Perhaps you are looking to join the startup trend and get your own business up-and-running here in Florida? Before you open your doors, however, there are several legal issues you will need to address. Here is a brief rundown of just some of the potential pitfalls your new venture may face.
Are You Subject to Work Restrictions, Such as a Non-Compete Agreement?
Commonly, most startup founders already work in their chosen industry, as an employee for someone else. If you are planning to leave your current employer for your own business, you need to carefully review your existing employment contract (assuming you have one). Many employers include non-compete provisions that may prevent you from starting a competing business in the same area for a period of time. Depending on which state applies to your Agreement (typically found in a “Choice of Law” provision), these restrictions may be enforceable.
For instance, states like Florida provide that non-compete agreements are enforceable, to an extent. For starters, the Agreement must be in writing and signed by you. To have a restriction, the employer must show that the restriction serves a “legitimate business interest” of your current employer and be reasonable in time and geographic scope. For example, if your employer is based in Miami, a non-compete forbidding you from opening a competing business in the Miami-Fort Lauderdale area could be reasonable, but if your territory is only Miami Dade, and you want to open to work in Tampa, but your agreement forbids you to work anywhere in Florida, it may be an unreasonable provision. For questions about whether a non-compete is enforceable, you should consult with an experienced employment lawyer.
Does Your Current Employer Own Your Ideas?

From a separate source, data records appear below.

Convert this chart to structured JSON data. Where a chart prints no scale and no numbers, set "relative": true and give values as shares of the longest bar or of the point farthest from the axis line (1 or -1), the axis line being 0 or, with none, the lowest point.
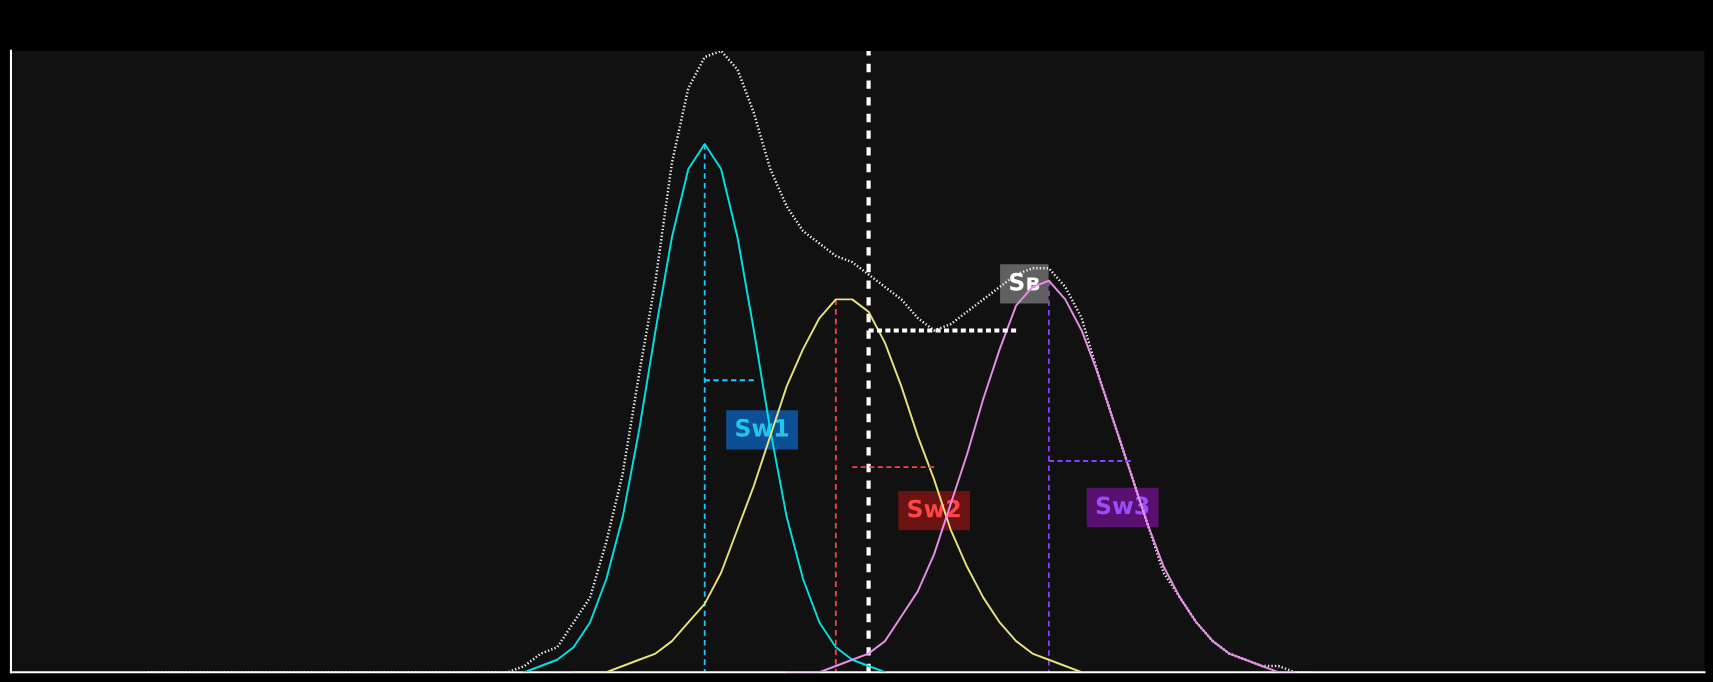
{
  "chart_data": {
    "type": "line",
    "relative": true,
    "legend": false,
    "marker": "none",
    "categories": [
      null,
      null,
      null,
      null,
      null,
      null,
      null,
      null,
      null,
      null,
      null,
      null,
      null,
      null,
      null,
      null,
      null,
      null,
      null,
      null,
      null,
      null,
      null,
      null,
      null,
      null,
      null,
      null,
      null,
      null,
      null,
      null,
      null,
      null,
      null,
      null,
      null,
      null,
      null,
      null,
      null,
      null,
      null,
      null,
      null,
      null,
      null,
      null,
      null,
      null,
      null,
      null,
      null,
      null,
      null,
      null,
      null,
      null,
      null,
      null,
      null,
      null,
      null,
      null,
      null,
      null,
      null,
      null,
      null,
      null,
      null,
      null,
      null,
      null,
      null,
      null,
      null,
      null,
      null,
      null,
      null,
      null,
      null,
      null,
      null,
      null,
      null
    ],
    "series": [
      {
        "color": "#e6e6e6",
        "line_style": "dotted",
        "values": [
          0,
          0,
          0,
          0,
          0,
          0,
          0,
          0,
          0,
          0,
          0,
          0,
          0,
          0,
          0,
          0,
          0,
          0,
          0,
          0,
          0,
          0,
          0.0,
          0.01,
          0.03,
          0.04,
          0.08,
          0.12,
          0.21,
          0.32,
          0.48,
          0.63,
          0.82,
          0.94,
          0.99,
          1.0,
          0.97,
          0.9,
          0.81,
          0.75,
          0.71,
          0.69,
          0.67,
          0.66,
          0.64,
          0.62,
          0.6,
          0.57,
          0.55,
          0.56,
          0.58,
          0.6,
          0.62,
          0.64,
          0.65,
          0.65,
          0.62,
          0.57,
          0.48,
          0.4,
          0.32,
          0.24,
          0.16,
          0.12,
          0.08,
          0.05,
          0.03,
          0.02,
          0.01,
          0.01,
          0.0,
          0.0,
          null,
          null,
          null,
          null,
          null,
          null,
          null,
          null,
          null,
          null,
          null,
          null,
          null,
          null,
          null
        ]
      },
      {
        "color": "#00e0e0",
        "line_style": "solid",
        "values": [
          null,
          null,
          null,
          null,
          null,
          null,
          null,
          null,
          null,
          null,
          null,
          null,
          null,
          null,
          null,
          null,
          null,
          null,
          null,
          null,
          null,
          null,
          null,
          0.0,
          0.01,
          0.02,
          0.04,
          0.08,
          0.15,
          0.25,
          0.39,
          0.55,
          0.7,
          0.81,
          0.85,
          0.81,
          0.7,
          0.55,
          0.39,
          0.25,
          0.15,
          0.08,
          0.04,
          0.02,
          0.01,
          0.0,
          null,
          null,
          null,
          null,
          null,
          null,
          null,
          null,
          null,
          null,
          null,
          null,
          null,
          null,
          null,
          null,
          null,
          null,
          null,
          null,
          null,
          null,
          null,
          null,
          null,
          null,
          null,
          null,
          null,
          null,
          null,
          null,
          null,
          null,
          null,
          null,
          null,
          null,
          null,
          null,
          null
        ]
      },
      {
        "color": "#e6e07a",
        "line_style": "solid",
        "values": [
          null,
          null,
          null,
          null,
          null,
          null,
          null,
          null,
          null,
          null,
          null,
          null,
          null,
          null,
          null,
          null,
          null,
          null,
          null,
          null,
          null,
          null,
          null,
          null,
          null,
          null,
          0.0,
          0.0,
          0.0,
          0.01,
          0.02,
          0.03,
          0.05,
          0.08,
          0.11,
          0.16,
          0.23,
          0.3,
          0.38,
          0.46,
          0.52,
          0.57,
          0.6,
          0.6,
          0.58,
          0.53,
          0.46,
          0.38,
          0.31,
          0.23,
          0.17,
          0.12,
          0.08,
          0.05,
          0.03,
          0.02,
          0.01,
          0.0,
          null,
          null,
          null,
          null,
          null,
          null,
          null,
          null,
          null,
          null,
          null,
          null,
          null,
          null,
          null,
          null,
          null,
          null,
          null,
          null,
          null,
          null,
          null,
          null,
          null,
          null,
          null,
          null,
          null
        ]
      },
      {
        "color": "#e88ce8",
        "line_style": "solid",
        "values": [
          null,
          null,
          null,
          null,
          null,
          null,
          null,
          null,
          null,
          null,
          null,
          null,
          null,
          null,
          null,
          null,
          null,
          null,
          null,
          null,
          null,
          null,
          null,
          null,
          null,
          null,
          null,
          null,
          null,
          null,
          null,
          null,
          null,
          null,
          null,
          null,
          null,
          null,
          null,
          0.0,
          0.0,
          0.0,
          0.01,
          0.02,
          0.03,
          0.05,
          0.09,
          0.13,
          0.19,
          0.27,
          0.35,
          0.44,
          0.52,
          0.59,
          0.62,
          0.63,
          0.6,
          0.55,
          0.48,
          0.4,
          0.32,
          0.24,
          0.17,
          0.12,
          0.08,
          0.05,
          0.03,
          0.02,
          0.01,
          0.0,
          0.0,
          null,
          null,
          null,
          null,
          null,
          null,
          null,
          null,
          null,
          null,
          null,
          null,
          null,
          null,
          null,
          null
        ]
      },
      {
        "color": "#1ec8ff",
        "line_style": "dashed",
        "values": [
          null,
          null,
          null,
          null,
          null,
          null,
          null,
          null,
          null,
          null,
          null,
          null,
          null,
          null,
          null,
          null,
          null,
          null,
          null,
          null,
          null,
          null,
          null,
          null,
          null,
          null,
          null,
          null,
          null,
          null,
          null,
          null,
          null,
          null,
          0.47,
          0.47,
          0.47,
          0.47,
          null,
          null,
          null,
          null,
          null,
          null,
          null,
          null,
          null,
          null,
          null,
          null,
          null,
          null,
          null,
          null,
          null,
          null,
          null,
          null,
          null,
          null,
          null,
          null,
          null,
          null,
          null,
          null,
          null,
          null,
          null,
          null,
          null,
          null,
          null,
          null,
          null,
          null,
          null,
          null,
          null,
          null,
          null,
          null,
          null,
          null,
          null,
          null,
          null
        ]
      },
      {
        "color": "#ff4040",
        "line_style": "dashed",
        "values": [
          null,
          null,
          null,
          null,
          null,
          null,
          null,
          null,
          null,
          null,
          null,
          null,
          null,
          null,
          null,
          null,
          null,
          null,
          null,
          null,
          null,
          null,
          null,
          null,
          null,
          null,
          null,
          null,
          null,
          null,
          null,
          null,
          null,
          null,
          null,
          null,
          null,
          null,
          null,
          null,
          null,
          null,
          null,
          0.33,
          0.33,
          0.33,
          0.33,
          0.33,
          0.33,
          null,
          null,
          null,
          null,
          null,
          null,
          null,
          null,
          null,
          null,
          null,
          null,
          null,
          null,
          null,
          null,
          null,
          null,
          null,
          null,
          null,
          null,
          null,
          null,
          null,
          null,
          null,
          null,
          null,
          null,
          null,
          null,
          null,
          null,
          null,
          null,
          null,
          null
        ]
      },
      {
        "color": "#8a40ff",
        "line_style": "dashed",
        "values": [
          null,
          null,
          null,
          null,
          null,
          null,
          null,
          null,
          null,
          null,
          null,
          null,
          null,
          null,
          null,
          null,
          null,
          null,
          null,
          null,
          null,
          null,
          null,
          null,
          null,
          null,
          null,
          null,
          null,
          null,
          null,
          null,
          null,
          null,
          null,
          null,
          null,
          null,
          null,
          null,
          null,
          null,
          null,
          null,
          null,
          null,
          null,
          null,
          null,
          null,
          null,
          null,
          null,
          null,
          null,
          0.34,
          0.34,
          0.34,
          0.34,
          0.34,
          0.34,
          null,
          null,
          null,
          null,
          null,
          null,
          null,
          null,
          null,
          null,
          null,
          null,
          null,
          null,
          null,
          null,
          null,
          null,
          null,
          null,
          null,
          null,
          null,
          null,
          null,
          null
        ]
      },
      {
        "color": "#ffffff",
        "line_style": "dashed",
        "values": [
          null,
          null,
          null,
          null,
          null,
          null,
          null,
          null,
          null,
          null,
          null,
          null,
          null,
          null,
          null,
          null,
          null,
          null,
          null,
          null,
          null,
          null,
          null,
          null,
          null,
          null,
          null,
          null,
          null,
          null,
          null,
          null,
          null,
          null,
          null,
          null,
          null,
          null,
          null,
          null,
          null,
          null,
          null,
          null,
          0.55,
          0.55,
          0.55,
          0.55,
          0.55,
          0.55,
          0.55,
          0.55,
          0.55,
          0.55,
          null,
          null,
          null,
          null,
          null,
          null,
          null,
          null,
          null,
          null,
          null,
          null,
          null,
          null,
          null,
          null,
          null,
          null,
          null,
          null,
          null,
          null,
          null,
          null,
          null,
          null,
          null,
          null,
          null,
          null,
          null,
          null,
          null
        ]
      }
    ],
    "annotations": [
      "Sw1",
      "Sw2",
      "Sw3",
      "Sʙ"
    ]
  }
}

Aside from whether or not you are allowed to compete against your current or former employer, you also need to make sure any intellectual property necessary to run your startup actually belongs to you. Let’s say you developed a software program while working for your former company for their use. You may have a problem if you intend to take that program with you to your startup, especially if you were subject to a “work-for-hire” agreement. The copyright may belongs to the employer, not you. Even if you did not officially develop the program as part of your regular job, if you used company resources in any way, the employer may have an argument that they have legal ownership of your work product. Again, if you have questions about whether you or your employer “owns” ideas or developments, you should consult with an experienced employment lawyer.
Can I Solicit My Former Co-Workers or Clients?
Perhaps you also have a non-solicit provision in your Employment Agreement. If so, such a clause means you agree not to try and take your clients with you if you go off on your own. Such non-solicitation provisions may also apply to other employees. In other words, if one of your former co-workers shows up at your new startup and asks for a job, your prior employment contract may prevent you from hiring them. In states like Florida, these types of provisions may also be enforceable.
This is simply a broad overview of the types of legal issues and considerations for Florida startup owners. More specific answers will depend on the unique facts of your situation. If you have additional questions or concerns, you should speak with an experienced Florida employment law attorney to understand your rights and obligations.